L’an dernier, les crabiers de l’ensemble du Québec ont ramené à quai 30 % de l’ensemble des débarquements de 2022 et 42 % de la valeur à quai de l’ensemble des produits marins.

La valeur au débarquement du crabe des neiges n’a jamais été aussi élevée qu’au cours des deux dernières années, et le prix a même commencé à chuter au cours de la saison 2022.

Normalement, les pêcheurs ont peut-être pu mettre un peu de réserve de côté pour des années un peu plus difficiles, commente Ali Magassouba.
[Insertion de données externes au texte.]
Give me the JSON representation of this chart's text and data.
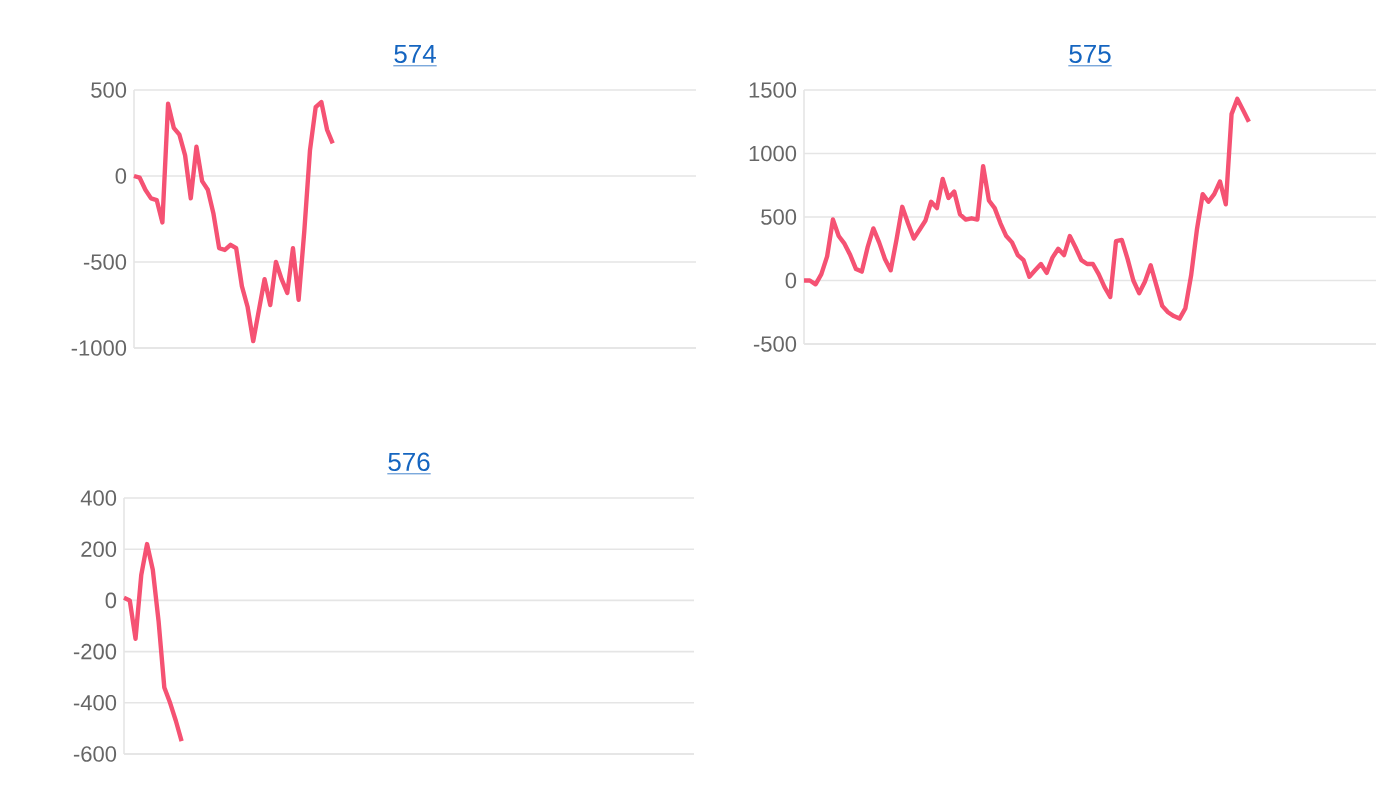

Capture d’écran, le 2023-05-02 à 13.10.47

Ces bonnes années pourraient aider la flottille a traversé une année qui s’annonce beaucoup plus turbulente pour les crabiers puisque la baisse de prix s’est poursuivie en début de saison.
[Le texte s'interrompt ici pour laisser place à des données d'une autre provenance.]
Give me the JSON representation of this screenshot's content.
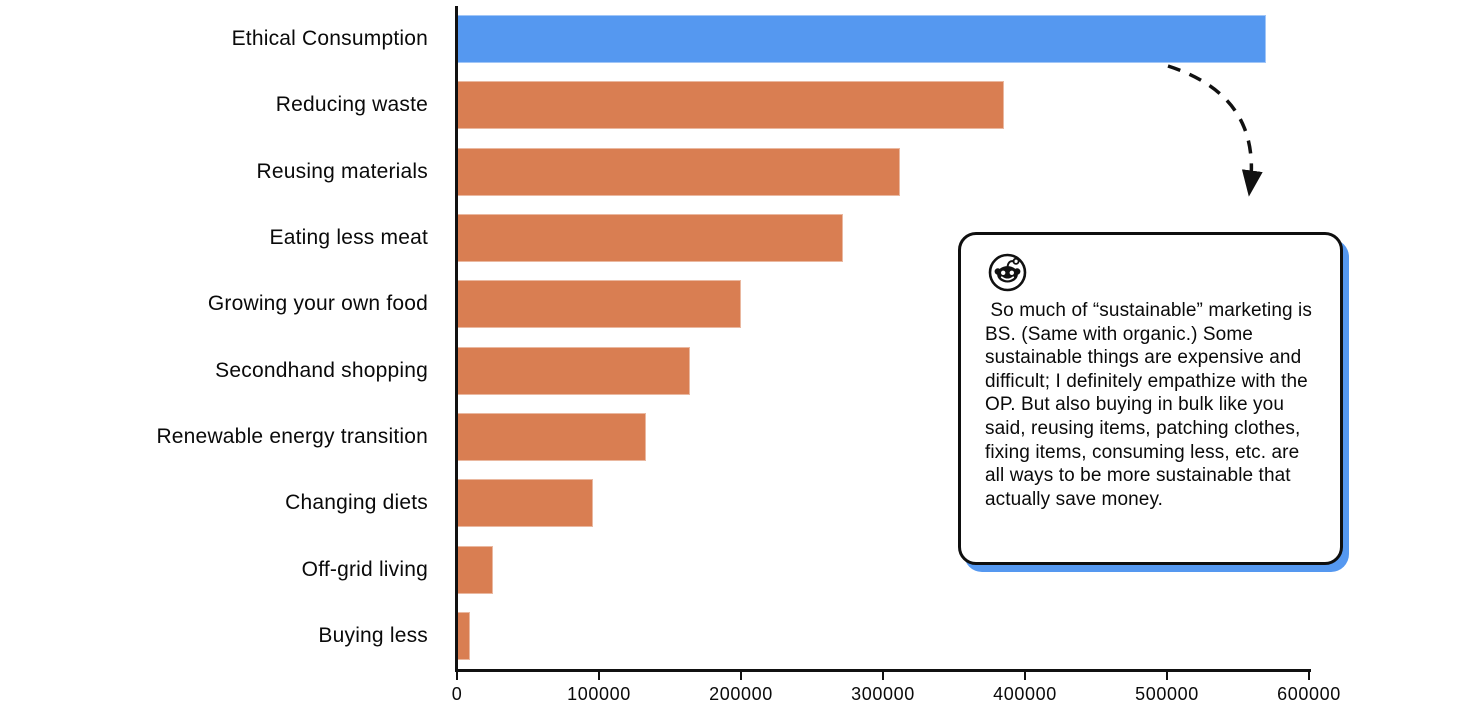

Les pêcheurs ont entamé la saison 2023 avec un prix variant entre 2,20 $ et 2,50 $. Selon les données compilées par Pêches et Océans Canada, c’est une baisse de plus de 4,25 $ la livre comparativement au prix moyen de la saison 2022.

Un prix au débarquement sous la barre des 3 $ ne s’était pas vu depuis 2015 dans les ports du Québec. À ce prix, les pêcheurs de crabe terre-neuviens refusent toujours de lancer leur saison.

De l’avis des experts de Pêches et Océans, il y aura des ajustements de marché pour le crabe des neiges la saison prochaine. Les réserves de plusieurs transformateurs sont toujours très élevées et le produit peut se conserver deux ans, en congélation sous vide.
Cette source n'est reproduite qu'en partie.